New Evidence of the Early Writing in the Central Plateau of Iran Based on Excavations in the Meymant Abad Area

Authors

1 Assistant Professor, Department of Archeology, Faculty of Literature and Humanities, Islamic Azad University, Pishva-Varamin Branch

2 PhD Archeology. University of ،Tehran

3 University of Tehran

10.22084/nb.2023.26165.2476

Abstract

The Proto writing is a period of human life in which he wrote on clay tablets for the first time. This process is one of the greatest inventions in human history, which did not happen all at once and had a gradual trend from the Neolithic period to the second half of the fourth millennium BC. The main feature of this period, along with seals and polychrome pottery, are quadrangular inscriptions with counting signs in the first stage, and then formed with pictographic conventional signs in the second stage, which is probably the initial shape of the line. These inscriptions in Iran have been obtained from Susa and Chogha Mish in Khuzestan, Godin in Kermanshah, Sialk in Kashan, Sofalin and Meymanat Abad in Tehran province. These inscriptions have been identified not only in Iran but also in other regions of the Middle East such as Mesopotamia and Syria and have similarities in appearance, structure and content. In this research, the authors try to investigate how these inscriptions originated and the early stages of this process (Counting objects and mud balls that were the first human attempt to record the transportation of goods) and how they are distributed in the Iranian plateau and other regions of the Middle East. Therefore, in the present study, using descriptive-analytical research method and data collection by field and research methods, tries to introduce the structure of early writing in the Middle East, with an emphasis on administrative management technique and the importance of Meymanat Abad area in the Proto writing.
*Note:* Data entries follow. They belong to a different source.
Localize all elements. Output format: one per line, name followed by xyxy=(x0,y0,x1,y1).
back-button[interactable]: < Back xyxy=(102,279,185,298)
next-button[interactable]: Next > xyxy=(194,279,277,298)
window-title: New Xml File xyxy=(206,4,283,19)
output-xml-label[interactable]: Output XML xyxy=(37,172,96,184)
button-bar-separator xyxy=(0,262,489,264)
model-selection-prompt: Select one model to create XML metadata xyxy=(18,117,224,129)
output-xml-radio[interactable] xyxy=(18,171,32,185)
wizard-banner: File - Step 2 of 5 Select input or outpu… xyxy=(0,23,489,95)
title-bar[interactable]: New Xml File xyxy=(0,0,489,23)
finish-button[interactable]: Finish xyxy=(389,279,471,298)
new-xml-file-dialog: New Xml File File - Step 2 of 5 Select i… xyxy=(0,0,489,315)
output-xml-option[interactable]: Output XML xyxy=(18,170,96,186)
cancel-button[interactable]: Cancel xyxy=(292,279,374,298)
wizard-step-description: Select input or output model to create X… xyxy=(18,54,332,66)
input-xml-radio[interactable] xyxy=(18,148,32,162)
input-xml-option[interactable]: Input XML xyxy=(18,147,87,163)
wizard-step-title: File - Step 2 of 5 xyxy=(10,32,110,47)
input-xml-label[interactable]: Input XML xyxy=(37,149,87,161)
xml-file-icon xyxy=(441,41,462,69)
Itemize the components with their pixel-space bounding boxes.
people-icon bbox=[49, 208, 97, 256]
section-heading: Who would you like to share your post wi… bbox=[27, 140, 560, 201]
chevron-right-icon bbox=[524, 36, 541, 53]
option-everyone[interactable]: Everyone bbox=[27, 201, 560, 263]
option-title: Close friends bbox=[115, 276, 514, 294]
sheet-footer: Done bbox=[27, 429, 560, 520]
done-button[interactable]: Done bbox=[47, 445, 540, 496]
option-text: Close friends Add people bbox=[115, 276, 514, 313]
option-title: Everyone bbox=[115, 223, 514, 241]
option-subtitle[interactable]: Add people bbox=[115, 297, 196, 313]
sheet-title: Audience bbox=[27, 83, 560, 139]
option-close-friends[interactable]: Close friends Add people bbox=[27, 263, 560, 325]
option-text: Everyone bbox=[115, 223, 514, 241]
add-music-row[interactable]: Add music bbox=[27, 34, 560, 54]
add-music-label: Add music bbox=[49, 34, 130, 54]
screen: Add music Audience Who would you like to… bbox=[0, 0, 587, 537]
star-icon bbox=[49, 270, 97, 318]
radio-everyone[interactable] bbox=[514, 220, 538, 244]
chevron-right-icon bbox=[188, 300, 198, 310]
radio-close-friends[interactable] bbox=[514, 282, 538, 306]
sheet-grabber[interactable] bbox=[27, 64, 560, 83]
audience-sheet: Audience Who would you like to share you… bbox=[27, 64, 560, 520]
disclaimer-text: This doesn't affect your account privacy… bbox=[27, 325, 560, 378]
The results indicate that the societies of Central Plateau, in the mid-fourth millennium BC, had achieved the socioeconomic complexities by the classified — or chiefdom — structure, that a group of people in the society supervised political, social and economic affairs and perhaps a patriarchal structure which is a suitable platform for future studies on the Proto writing in different regions of the Near East.